Wilhelm Genazinos Vorschlag für den neuen ´Plan d´études´
Wie versprochen liefert der Alte nach!
Wilhelm Genazino wünscht sich etwas in seinem wunderbaren Buch von 2023, Der Traum des Beobachters. München, Hanser.:
«Manchmal wünsche ich mir eine Schule mit einem ganz neuen Lehrplan. Die Unterrichtsfächer lauten: Würde, Scham, Aufmerksamkeit, Nachdenklichkeit. Oder: Reflektieren, Offenheit, Interesse. (…) Neue Fächer für einen neuen Stundenplan: Nachdenklichkeit, Aufmerksamkeit, Enttäuschungskunde. (…) Schulfach Enttäuschungslehre und -praxis; und: Verliebtsein.» (S. 177, 184, 193)
Revolutionär klingen seine Worte, wenn er anmahnt, dass sich mit diesem Lehrplan Verstehensentwürfe aufbauen lassen. So konstituieren sich private Bildungssysteme, die schwer messbar und kontrollierbar sind (S. 71).

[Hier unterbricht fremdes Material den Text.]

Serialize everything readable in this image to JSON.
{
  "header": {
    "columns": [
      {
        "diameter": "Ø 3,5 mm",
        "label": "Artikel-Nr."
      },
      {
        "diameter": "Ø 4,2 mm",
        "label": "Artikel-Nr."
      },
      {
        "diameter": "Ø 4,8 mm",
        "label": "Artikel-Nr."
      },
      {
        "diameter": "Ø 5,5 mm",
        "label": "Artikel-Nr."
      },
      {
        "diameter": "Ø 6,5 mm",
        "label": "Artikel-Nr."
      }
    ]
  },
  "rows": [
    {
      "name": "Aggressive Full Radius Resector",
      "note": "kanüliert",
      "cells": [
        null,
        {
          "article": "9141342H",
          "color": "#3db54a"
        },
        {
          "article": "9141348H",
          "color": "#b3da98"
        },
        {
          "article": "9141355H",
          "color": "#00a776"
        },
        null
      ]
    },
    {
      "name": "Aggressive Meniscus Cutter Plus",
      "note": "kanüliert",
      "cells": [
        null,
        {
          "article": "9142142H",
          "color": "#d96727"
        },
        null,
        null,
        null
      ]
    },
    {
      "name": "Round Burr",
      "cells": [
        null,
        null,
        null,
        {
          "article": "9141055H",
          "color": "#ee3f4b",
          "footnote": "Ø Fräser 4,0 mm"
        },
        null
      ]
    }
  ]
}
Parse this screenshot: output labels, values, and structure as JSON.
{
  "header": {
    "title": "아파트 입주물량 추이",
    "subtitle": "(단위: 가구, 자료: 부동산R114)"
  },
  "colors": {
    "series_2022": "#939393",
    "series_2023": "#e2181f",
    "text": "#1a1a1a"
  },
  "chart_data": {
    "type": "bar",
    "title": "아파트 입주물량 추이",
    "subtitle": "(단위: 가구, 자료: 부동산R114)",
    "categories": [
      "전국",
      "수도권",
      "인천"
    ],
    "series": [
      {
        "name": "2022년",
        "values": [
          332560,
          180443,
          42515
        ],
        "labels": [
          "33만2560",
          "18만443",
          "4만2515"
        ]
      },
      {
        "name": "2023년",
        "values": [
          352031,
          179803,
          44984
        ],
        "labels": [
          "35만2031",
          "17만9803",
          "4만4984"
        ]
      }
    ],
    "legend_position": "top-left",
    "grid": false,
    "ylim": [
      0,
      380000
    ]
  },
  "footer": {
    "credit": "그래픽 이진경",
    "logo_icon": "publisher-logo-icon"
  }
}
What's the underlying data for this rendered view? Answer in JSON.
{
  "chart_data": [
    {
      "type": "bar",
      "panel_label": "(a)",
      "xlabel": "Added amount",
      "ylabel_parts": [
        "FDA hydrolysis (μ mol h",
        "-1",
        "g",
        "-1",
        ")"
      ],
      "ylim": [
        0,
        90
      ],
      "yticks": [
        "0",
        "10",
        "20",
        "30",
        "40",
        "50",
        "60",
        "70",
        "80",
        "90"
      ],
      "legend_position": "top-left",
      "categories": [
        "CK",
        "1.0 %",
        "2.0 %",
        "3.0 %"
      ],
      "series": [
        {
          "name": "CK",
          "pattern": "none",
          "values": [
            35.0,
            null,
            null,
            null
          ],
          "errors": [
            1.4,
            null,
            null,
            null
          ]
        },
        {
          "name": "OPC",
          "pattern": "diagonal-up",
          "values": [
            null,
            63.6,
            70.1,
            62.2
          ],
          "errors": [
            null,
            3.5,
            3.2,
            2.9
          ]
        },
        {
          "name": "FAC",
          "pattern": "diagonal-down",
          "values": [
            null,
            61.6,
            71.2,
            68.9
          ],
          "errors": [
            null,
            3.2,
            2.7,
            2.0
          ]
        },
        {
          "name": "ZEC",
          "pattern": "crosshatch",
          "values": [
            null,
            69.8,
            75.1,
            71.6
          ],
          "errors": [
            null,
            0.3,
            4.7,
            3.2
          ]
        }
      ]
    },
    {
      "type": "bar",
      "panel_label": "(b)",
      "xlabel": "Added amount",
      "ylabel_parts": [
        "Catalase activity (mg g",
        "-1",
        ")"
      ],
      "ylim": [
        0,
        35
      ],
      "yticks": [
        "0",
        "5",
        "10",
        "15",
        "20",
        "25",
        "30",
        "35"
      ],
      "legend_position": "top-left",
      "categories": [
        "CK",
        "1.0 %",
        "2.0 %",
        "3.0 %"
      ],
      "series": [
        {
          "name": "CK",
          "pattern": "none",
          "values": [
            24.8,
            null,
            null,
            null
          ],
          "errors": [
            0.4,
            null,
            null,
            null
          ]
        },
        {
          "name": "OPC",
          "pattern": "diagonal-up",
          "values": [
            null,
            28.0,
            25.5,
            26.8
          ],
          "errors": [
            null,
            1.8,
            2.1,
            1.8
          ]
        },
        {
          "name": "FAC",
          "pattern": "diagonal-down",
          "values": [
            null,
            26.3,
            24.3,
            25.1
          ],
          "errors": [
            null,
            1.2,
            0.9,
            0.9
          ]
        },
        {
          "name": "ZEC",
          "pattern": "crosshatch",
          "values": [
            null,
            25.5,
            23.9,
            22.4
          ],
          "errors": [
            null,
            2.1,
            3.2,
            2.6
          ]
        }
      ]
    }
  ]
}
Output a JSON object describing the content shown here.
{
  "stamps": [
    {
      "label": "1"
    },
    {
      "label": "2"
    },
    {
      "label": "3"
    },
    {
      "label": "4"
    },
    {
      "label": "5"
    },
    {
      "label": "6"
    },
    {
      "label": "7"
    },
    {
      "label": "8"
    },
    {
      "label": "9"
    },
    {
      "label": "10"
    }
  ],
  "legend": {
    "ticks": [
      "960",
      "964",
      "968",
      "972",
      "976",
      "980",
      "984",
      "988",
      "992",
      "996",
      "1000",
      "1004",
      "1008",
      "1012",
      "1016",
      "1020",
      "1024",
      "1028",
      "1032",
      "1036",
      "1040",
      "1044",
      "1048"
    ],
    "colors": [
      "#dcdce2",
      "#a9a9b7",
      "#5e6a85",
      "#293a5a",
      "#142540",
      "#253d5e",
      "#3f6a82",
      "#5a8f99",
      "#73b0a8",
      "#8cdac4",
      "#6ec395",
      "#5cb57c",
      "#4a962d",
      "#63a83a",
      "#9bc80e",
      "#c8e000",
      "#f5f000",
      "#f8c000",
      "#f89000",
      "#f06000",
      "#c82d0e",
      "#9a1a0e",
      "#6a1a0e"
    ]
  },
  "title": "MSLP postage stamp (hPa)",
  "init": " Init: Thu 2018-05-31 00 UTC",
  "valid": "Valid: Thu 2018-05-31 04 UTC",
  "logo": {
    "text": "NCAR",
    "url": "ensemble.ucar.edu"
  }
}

Genazino bewundert Jean Pauls Formulierung: „Wo der Mensch sich anfängt …“. Er ist überwältigt: «Eindrucksvoll (und ganz modern) ist, daß ein Mensch sich selber anzufangen hat, daß das Menschsein und Menschenwerden eine Tätigkeit ist, ein Projekt; nichts Gegebenes.» (S. 191)
Im Gegensatz zu den gängigen Regelungen und Vorgaben in unseren Lehrplänen spricht Genazino dem Alten aus dem Herzen, wenn er immer wieder den Zusammenstoß mit einem Material als Grundlage fürs Schreiben anführt (z.B. Eintrittskarte, Satz auf dem Ticket) (S. 152).
Er gibt auch methodische Tipps: «Um zu Ideen zu kommen, müssen wir mit dem Material spielen, über das wir Einfälle erwarten. Indem wir das Material bewegen, lösen wir Ideen aus. Das heißt: wir wissen nicht genau, wonach wir suchen, aber wir müssen trotzdem suchen.» (S. 201)
Am Ende seines Buches schreibt Genazino folgende Mahnung an alle Lehrpersönlichkeiten: «Man muß warten können, bis die Dinge anfangen zu sprechen.» (S. 414)
Wir werden sehen, ob Genazinos Einsichten und Vorschläge in unserem neuen Lehrplan ihren Niederschlag finden werden.